Closed nataled closed 2 years ago
Curators annotated groupModifiedResidues when ordinary modifiedResidues are sufficient to capture GPI modification of a carboxy-terminal residue of a protein. And coordinates of that modified residue were corrected as needed to conform to UniProt records for the proteins. So the specific issues listed in this ticket are FIXED and the ticket can be CLOSED.
Other possible modifications of these proteins: we don't annotate glycosylations that are not required to distinguish functional forms of a protein - formally inconsistent but a lot of work for limited resources and little gain in information.

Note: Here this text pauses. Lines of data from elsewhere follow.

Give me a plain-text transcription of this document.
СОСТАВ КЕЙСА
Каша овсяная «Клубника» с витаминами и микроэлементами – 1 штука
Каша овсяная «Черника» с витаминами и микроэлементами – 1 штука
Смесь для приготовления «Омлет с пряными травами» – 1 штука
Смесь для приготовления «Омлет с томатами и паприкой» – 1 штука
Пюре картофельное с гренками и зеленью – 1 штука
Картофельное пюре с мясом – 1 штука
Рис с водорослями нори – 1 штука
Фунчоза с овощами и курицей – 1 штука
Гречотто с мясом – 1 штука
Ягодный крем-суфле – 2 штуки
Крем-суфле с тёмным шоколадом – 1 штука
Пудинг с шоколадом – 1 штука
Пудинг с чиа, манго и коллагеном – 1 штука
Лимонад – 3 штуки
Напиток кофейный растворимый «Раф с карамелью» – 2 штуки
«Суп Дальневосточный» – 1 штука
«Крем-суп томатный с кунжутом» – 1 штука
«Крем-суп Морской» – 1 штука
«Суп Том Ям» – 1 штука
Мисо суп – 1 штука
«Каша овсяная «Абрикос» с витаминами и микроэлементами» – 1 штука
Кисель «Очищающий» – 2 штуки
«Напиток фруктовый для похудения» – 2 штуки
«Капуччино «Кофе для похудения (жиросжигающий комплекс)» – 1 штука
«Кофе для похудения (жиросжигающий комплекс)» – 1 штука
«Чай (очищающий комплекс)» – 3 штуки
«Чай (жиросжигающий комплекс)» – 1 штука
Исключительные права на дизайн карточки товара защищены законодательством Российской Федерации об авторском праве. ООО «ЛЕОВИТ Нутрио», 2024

That leads to a tangent for the future: is this inconsistency damaging? Would annotating glycosylated sites more comprehensively but with no attempt to specify the chemical details of each - i.e. a generic glyco-residue modification that could be annotated semi-automatically wherever UniProt says there's such a modification. That, however, would create two kinds of glyco-modifications, ones manually constructed with full structures and ones with shorthand notations, itself an inconsistency.
To answer your question about the future: No, I don't think this inconsistency is damaging. There will be (and, actually, already are) very many cases where UniProtKB has a modification that isn't reflected in PRO. That's because UniProt only lists the possible modifications without concern for co-occurrence.
As for the last statement regarding full vs shorthand structures, that isn't really an inconsistency in my view. It just reflects the state of knowledge about the modification.
It just reflects the state of knowledge about the modification.
Sometimes but (full disclosure) sometimes the effort to account for all the branches and monosaccharides of a known structure doesn't seem worthwhile.
This issue involves the following: R-HSA-5689808 R-HSA-5689457 R-HSA-5689806 R-HSA-6808777 R-HSA-6808779
These are all indicated as being GPI-anchored. GPI anchors are (to my knowledge) always located at the C terminus of the anchored protein. However, the indicated position of modification is internal to the sequence range given. Checking UniProtKB for FOLR1 (P15328), I have confirmed that this discrepancy is not due to a change of sequence or use of alternative isoform. UniProt indicates a GPI anchor at position 234, so likely the Reactome-indicated position of 161 should be changed to 234. Complicating matters is the fact that UniProt does have a modification indicated for position 161 (N-linked (GlcNAc...) asparagine), but I don't believe that was the intended modification to highlight in this set.
Side note: the GPI modification given is somewhat redundant, but this will be described in more detail in a different issue.